Most modern providers (OpenAI, Anthropic, vLLM, SGLang) auto-detect prefix matches even without explicit markers. Markers mainly let you control eviction and pin hot prefixes.

MCP client side

class McpToolRegistry:
    def __init__(self, servers):
        self.servers = servers
        self.tools_hash = None

    async def refresh(self):
        all_tools = []
        for srv in sorted(self.servers, key=lambda s: s.name):
            tools = await srv.list_tools()
            for t in sorted(tools, key=lambda t: t.name):
                all_tools.append(McpTool(server=srv.name, **t))
        new_hash = hash_tools(all_tools)
        if new_hash != self.tools_hash:
            log.info("tool set changed — prefix cache will miss once")
        self.tools_hash = new_hash
        self.tools = all_tools

12. Pitfalls & Anti-Patterns

Per-request UUIDs in system prompt. Kills sharing. Move to a separate message.
"Current time is …" preamble. Same problem. Either drop it or pass as user-turn metadata.
Reordering tool definitions. A non-stable sort (e.g. dict ordering in older Python) silently invalidates prefixes.
Inline-summarizing old history. Rewrites the prefix. Either accept the cache miss as a one-time cost when summarizing, or summarize after the cache boundary.
Mutating tool descriptions per user. Personalizing tool docstrings prevents cross-session sharing — keep tool defs identical and pass user context separately.
Forgetting the cache TTL. Most provider caches have a 5-minute TTL. An idle agent will pay full prefill on its next call. Pin or refresh hot prefixes if traffic is bursty.
Mixing model versions. KV blocks are model-specific. Switching between Sonnet and Opus mid-session means a fresh prefill each switch.

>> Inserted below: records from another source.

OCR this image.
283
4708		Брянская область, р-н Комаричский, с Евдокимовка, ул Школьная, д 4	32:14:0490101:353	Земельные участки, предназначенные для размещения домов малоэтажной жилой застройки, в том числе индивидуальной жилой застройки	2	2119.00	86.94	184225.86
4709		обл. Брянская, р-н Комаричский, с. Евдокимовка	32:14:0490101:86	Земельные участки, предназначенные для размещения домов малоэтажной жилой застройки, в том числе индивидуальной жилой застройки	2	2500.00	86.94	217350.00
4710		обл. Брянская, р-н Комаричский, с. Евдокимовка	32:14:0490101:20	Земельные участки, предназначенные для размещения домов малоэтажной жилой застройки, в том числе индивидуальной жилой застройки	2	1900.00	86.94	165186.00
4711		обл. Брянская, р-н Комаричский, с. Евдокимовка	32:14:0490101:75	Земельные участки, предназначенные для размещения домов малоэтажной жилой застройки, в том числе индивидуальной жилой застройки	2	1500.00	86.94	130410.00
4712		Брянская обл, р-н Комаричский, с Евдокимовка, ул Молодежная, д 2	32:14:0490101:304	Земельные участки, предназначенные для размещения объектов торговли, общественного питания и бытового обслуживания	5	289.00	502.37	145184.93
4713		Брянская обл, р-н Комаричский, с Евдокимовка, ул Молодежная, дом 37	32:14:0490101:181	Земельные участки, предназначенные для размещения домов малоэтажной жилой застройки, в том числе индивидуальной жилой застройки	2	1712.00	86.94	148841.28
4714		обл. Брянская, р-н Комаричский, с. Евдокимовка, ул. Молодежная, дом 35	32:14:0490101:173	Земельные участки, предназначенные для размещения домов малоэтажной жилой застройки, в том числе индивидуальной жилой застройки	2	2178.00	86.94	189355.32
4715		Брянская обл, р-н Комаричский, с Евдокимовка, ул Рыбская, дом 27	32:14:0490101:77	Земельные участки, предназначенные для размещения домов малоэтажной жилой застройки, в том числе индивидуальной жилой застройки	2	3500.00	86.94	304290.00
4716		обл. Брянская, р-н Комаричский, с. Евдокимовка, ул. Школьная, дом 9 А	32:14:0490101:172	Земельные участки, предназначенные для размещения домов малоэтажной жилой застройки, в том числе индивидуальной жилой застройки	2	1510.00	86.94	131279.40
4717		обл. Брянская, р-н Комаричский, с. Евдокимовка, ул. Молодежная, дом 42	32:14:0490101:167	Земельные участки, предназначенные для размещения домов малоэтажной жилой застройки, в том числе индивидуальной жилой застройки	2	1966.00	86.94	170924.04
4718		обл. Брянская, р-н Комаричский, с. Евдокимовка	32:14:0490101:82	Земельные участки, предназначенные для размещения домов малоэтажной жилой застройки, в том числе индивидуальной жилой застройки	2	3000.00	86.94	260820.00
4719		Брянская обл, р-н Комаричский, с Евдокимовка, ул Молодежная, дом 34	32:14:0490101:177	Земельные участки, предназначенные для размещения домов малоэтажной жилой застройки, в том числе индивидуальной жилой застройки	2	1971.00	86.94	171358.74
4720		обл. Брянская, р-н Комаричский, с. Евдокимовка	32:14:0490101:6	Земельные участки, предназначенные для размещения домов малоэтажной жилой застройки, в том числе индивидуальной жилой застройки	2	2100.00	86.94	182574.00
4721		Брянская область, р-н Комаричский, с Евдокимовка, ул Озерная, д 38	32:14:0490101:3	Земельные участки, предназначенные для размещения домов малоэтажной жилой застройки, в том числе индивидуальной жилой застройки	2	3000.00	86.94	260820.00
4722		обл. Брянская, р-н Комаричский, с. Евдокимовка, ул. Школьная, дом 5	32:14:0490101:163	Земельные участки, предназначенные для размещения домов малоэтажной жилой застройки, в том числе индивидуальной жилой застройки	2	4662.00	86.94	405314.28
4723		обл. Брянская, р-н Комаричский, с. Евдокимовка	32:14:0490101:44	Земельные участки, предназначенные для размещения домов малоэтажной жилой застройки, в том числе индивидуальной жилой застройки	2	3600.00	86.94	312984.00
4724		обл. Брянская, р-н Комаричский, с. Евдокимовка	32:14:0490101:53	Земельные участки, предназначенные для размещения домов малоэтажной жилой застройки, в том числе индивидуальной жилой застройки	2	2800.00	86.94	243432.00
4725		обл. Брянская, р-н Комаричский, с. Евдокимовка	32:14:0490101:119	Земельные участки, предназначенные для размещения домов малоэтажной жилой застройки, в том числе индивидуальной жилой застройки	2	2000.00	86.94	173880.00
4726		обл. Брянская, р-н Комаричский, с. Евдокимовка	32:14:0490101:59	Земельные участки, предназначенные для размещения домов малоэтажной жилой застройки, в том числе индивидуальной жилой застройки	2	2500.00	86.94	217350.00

13. Vendor Implementations

System	Mechanism	API surface
Anthropic API	Explicit prefix cache, paged blocks	`cache_control: {type: "ephemeral"}` on content blocks
OpenAI API	Automatic prefix caching	None — happens on prompts ≥1024 tokens
vLLM	PagedAttention + prefix cache	`--enable-prefix-caching` flag
SGLang	RadixAttention	Default; tree of prefixes
TensorRT-LLM	KV cache reuse	`enable_kv_cache_reuse` in builder
llama.cpp	Per-session KV cache	`--prompt-cache`

14. Summary

Agentic workflows are loops of LLM calls — most of each prompt is identical to the last call. Prefix-cached KV is the dominant inference-time optimization.
MCP fan-out concentrates a large, stable block of tool definitions in the prompt prefix. That block is the highest-value caching target.
Order prompt content from most stable → most volatile, and place cache boundaries at the natural seams: after the system prompt, after the tool list, after each completed turn.
Within a session, KV blocks accumulate. Across sessions, blocks for the system prompt and tool list are physically shared via paged or radix-tree KV caches.
For parallel tool calls and N-best sampling, copy-on-write of KV blocks lets branches share their parent prefix until they diverge.
Anti-patterns: per-request UUIDs/timestamps in the prefix, non-deterministic tool ordering, in-place history summarization, personalized tool descriptions.

Bottom line: Designing an agent for cache reuse is mostly about discipline in prompt construction — keep the prefix byte-stable, keep dynamic data below the cache line, and let the inference server do the rest. The savings (5–10× faster, ~90% cheaper input) compound with every turn.